Sunday, October 4, 2009

Data Analysis/Validation

Data is the heart of all Business Intelligence projects, but it is often the most missed step in many Business Intelligence projects. Most often the data analysis/validation steps are preformed in the testing phase after the design and build are already completed. Often when the dashboards and reports are compared to their existing reports there are differences between the values on the two reports. Hence, a long, detail data analysis/validation process starts which often cause the project time lines be project budget to be exceeded.
A better approach is to start the data analysis/validation in the project requirements gathering phase. Once access is provided to the application database, it is very beneficial to write queries against the source system to validate the measures on the existing reports. Also by writing queries against the source system the data calculation can be checked and validated. Many of the existing user’s reports may have been built by a resource that is no longer with the organization. Additionally be doing the data analysis/validation early in the project you can get a feel for the data quality. Small data quality errors in a transaction system will be magnified many times in the data warehouse. A small error on one record will greatly be magnified when you are looking at millions of records.
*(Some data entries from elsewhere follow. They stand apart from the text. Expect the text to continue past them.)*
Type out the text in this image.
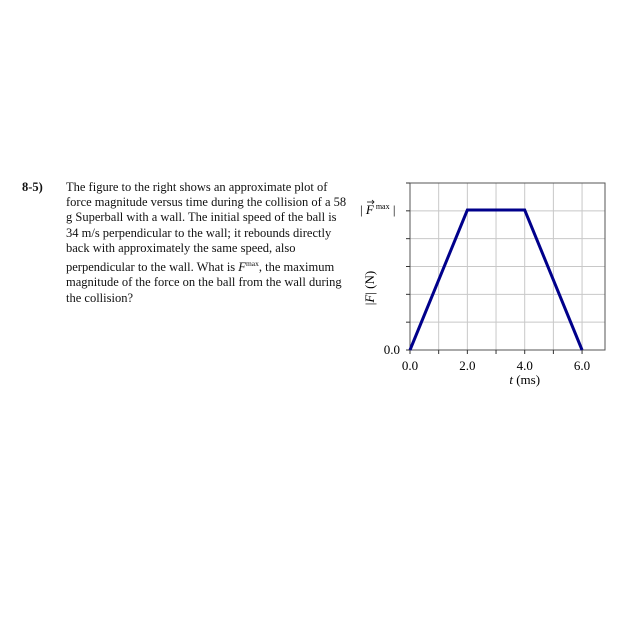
8-5) The figure to the right shows an approximate plot of force magnitude versus time during the collision of a 58 g Superball with a wall. The initial speed of the ball is 34 m/s perpendicular to the wall; it rebounds directly back with approximately the same speed, also perpendicular to the wall. What is $F^{max}$, the maximum magnitude of the force on the ball from the wall during the collision?
0.0	2.0	4.0	6.0
t (ms)
0.0
| F $^{max}$ |
|F| (N)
There is often an argument that there is no time in the project requirements phase to perform the data analysis/validation steps. However, if it is not performed in the early phases of the project the time and cost to perform the data analysis/validation are more expensive. There is an old project truism that puts data analysis/validation in perspective: if it is preformed in the requirements phase is cost $1, if it is performed in the design phase it costs $10, If it is performed in the build phase it costs $100, if it is performed in the testing phase it cost $500, and if it is done in the production phase it costs $1000. From this perspective it is more effective and cost efficient to perform the data analysis/validation in the early part of the project where the cost and time constraints and less costly.